Zawodnicy polskiej drużyny przez całe spotkanie wystrzegali się prostych błędów, czy to w ataku, czy polu serwisowym. Warto dodać, że dobrze zagrywali, wielokrotnie sprawiali Rosjanom problemy w przyjęciu. Ponadto świetnie blokowali, tylko w tym elemencie zdobyli 11 punktów, a Rosjanie zaledwie 5 oczek.
- W sobotę potrafiliśmy zrobić sporo krzywdy swoją zagrywką. Odrzuciliśmy swoim floatem Rosjan od siatki. To sprawiło, że nie byli już tacy groźni. Choć nie da się ukryć, że w drugim i trzecim secie zawodnicy z Rosji także wzmocnili swoją zagrywkę z wyskoku. Na szczęście w końcówkach setów udało się zachować zimną krew i zwyciężyć 3:0 – podkreślił przyjmujący.
Na koniec turnieju w Krakowie reprezentacja Polski zmierzy się z Kanadą. Kanadyjczcy podczas turnieju w Polsce przegrali jedno spotkanie z Rosją 0:3, a drugie wygrali z Koreą Południową 3:0.

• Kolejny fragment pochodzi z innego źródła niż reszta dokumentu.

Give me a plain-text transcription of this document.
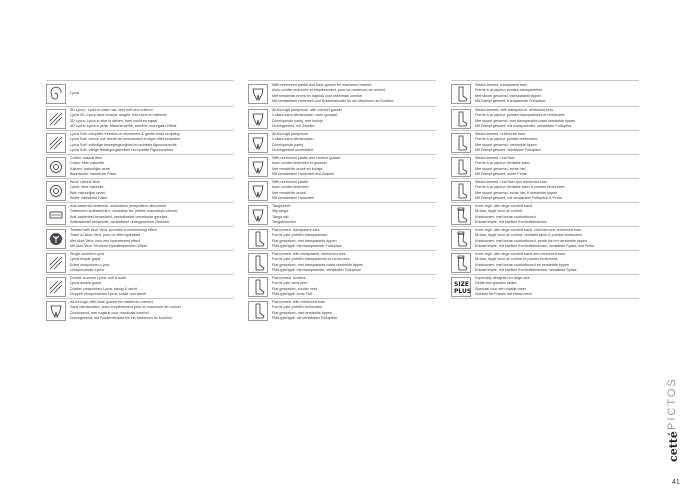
Lycra
3D Lycra : Lycra in each row, very soft and uniform
Lycra 3D: Lycra dans chaque rangée, très doux et uniforme
3D Lycra: Lycra in elke rij steken, heel zacht en egaal
3D Lycra: Lycra in jeder Maschenreihe, weicher und egaler Effekt
Lycra Soft: complete freedom of movement & gentle body sculpting
Lycra Soft: donne une liberté de mouvement et léger effet sculptant
Lycra Soft: volledige bewegingsvrijheid en subtiele figuurcorrectie
Lycra Soft: völlige Bewegungsfreiheit und subtile Figurkorrektur
Cotton: natural fibre
Coton: fibre naturelle
Katoen: natuurlijke vezel
Baumwolle: natürliche Faser
Wool: natural fibre
Laine: fibre naturelle
Wol: natuurlijke vezel
Wolle: natürliche Faser
Anti-bacterial treatment, neutralises perspiration discomfort
Traitement antibactérien, neutralise les 'petites mauvaises odeurs'
Anti-bacterieel behandeld, neutraliseert vervelende geurtjes
Antibakteriell behandelt, neutralisiert unangenehme Gerüche
Treated with Aloe Vera, provides a moisturizing effect
Traité à l'Aloe Vera, pour un effet hydratant
Met Aloe Vera, voor een hydraterend effect
Mit Aloe Vera, für einen hydratisierenden Effekt
Single covered Lycra
Lycra simple guipé
Enkel omsponnen Lycra
Umsponnenes Lycra
Double covered Lycra: soft & solid
Lycra double-guipé
Dubbel omsponnen Lycra: stevig & zacht
Doppelt umsponnenes Lycra: solide und weich
All-through, with back gusset for maximum comfort
Sans démarcation, avec empiècement pour un maximum de confort
Doorlopend, met rugstuk voor maximaal comfort
Durchgehend, mit Rückeneinsatz für ein Maximum an Komfort
With reinforced pantie and back gusset for maximum comfort
Avec culotte renforcée et empiècement, pour un maximum de confort
Met versterkte broek en rugstuk voor maximaal comfort
Mit verstärktem Hosenteil und Rückeneinsatz für ein Maximum an Komfort
All-through pantyhose, with comfort gusset
Collant sans démarcation, avec gousset
Doorlopende panty, met kruisje
Durchgehend, mit Zwickel
All-through pantyhose
Collant sans démarcation
Doorlopende panty
Durchgehend unverstärkt
With reinforced pantie and comfort gusset
Avec culotte renforcée et gousset
Met versterkte broek en kruisje
Mit verstärktem Hosenteil und Zwickel
With reinforced pantie
Avec culotte renforcée
Met versterkte broek
Mit verstärktem Hosenteil
Tanga brief
Slip tanga
Tanga slip
Tangahöschen
Flat-formed, transparent toes
Formé plat, pointes transparentes
Plat gestreken, met transparante tippen
Platt gebügelt, mit transparenter Fußspitze
Flat-formed, with transparent, reinforced toes
Formé plat, pointes transparentes et renforcées
Plat gestreken, met transparante maar versterkte tippen
Platt gebügelt, mit transparenter, verstärkter Fußspitze
Flat-formed, footless
Formé plat, sans pied
Plat gestreken, zonder voet
Platt gebügelt, ohne Fuß
Flat-formed, with reinforced toes
Formé plat, pointes renforcées
Plat gestreken, met versterkte tippen
Platt gebügelt, mit verstärkter Fußspitze
Steam-formed, transparent toes
Formé à la vapeur, pointes transparentes
Met stoom gevormd, transparante tippen
Mit Dampf geformt, transparente Fußspitze
Steam-formed, with transparent, reinforced toes
Formé à la vapeur, pointes transparentes et renforcées
Met stoom gevormd, met transparante maar versterkte tippen
Mit Dampf geformt, mit transparenter, verstärkter Fußspitze
Steam-formed, reinforced toes
Formé à la vapeur, pointes renforcées
Met stoom gevormd, versterkte tippen
Mit Dampf geformt, verstärkte Fußspitze
Steam-formed, real heel
Formé à la vapeur, véritable talon
Met stoom gevormd, echte hiel
Mit Dampf geformt, echte Ferse
Steam-formed, real heel and reinforced toes
Formé à la vapeur, véritable talon & pointes renforcées
Met stoom gevormd, echte hiel & versterkte tippen
Mit Dampf geformt, mit verstärkter Fußspitze & Ferse
Knee-high, with large comfort band
Mi-bas, large bord de confort
Kniekousen, met brede comfortboord
Kniestrümpfe, mit breitem Komfortbündchen
Knee-high, with large comfort band, real heel and reinforced toes
Mi-bas, large bord de confort, véritable talon & pointes renforcées
Kniekousen, met brede comfortboord, echte hiel en versterkte tippen
Kniestrümpfe, mit breitem Komfortbündchen, verstärkte Spitze und Ferse
Knee-high, with large comfort band and reinforced toes
Mi-bas, large bord de confort et pointes renforcées
Kniekousen, met brede comfortboord en versterkte tippen
Kniestrümpfe, mit breitem Komfortbündchen, verstärkte Spitze
SIZE
PLUS
Especially designed for large size
Dédié aux grandes tailles
Speciaal voor een maatje meer
Speziell für Frauen mit etwas mehr
PICTOS
cetté
41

- W niedzielę mamy kolejny mecz do rozegrania, więc nie popadamy w hurraoptymizm. Zroibimy wszystko, aby jak najlepiej przygotować się do tego spotkania. Nie da się ukryć, że to sobotnie spotkanie jest bardzo ważne w kontekście tabeli Ligi Narodów. W sobotę każdy swoją zagrywką dołożył cegiełkę do zwycięstwa. Tworzyliśmy zespół i jak widać mamy zgrany team. Mam nadzieję, że było to widać. Liczę, że będzie tak dalej – zakończył Śliwka.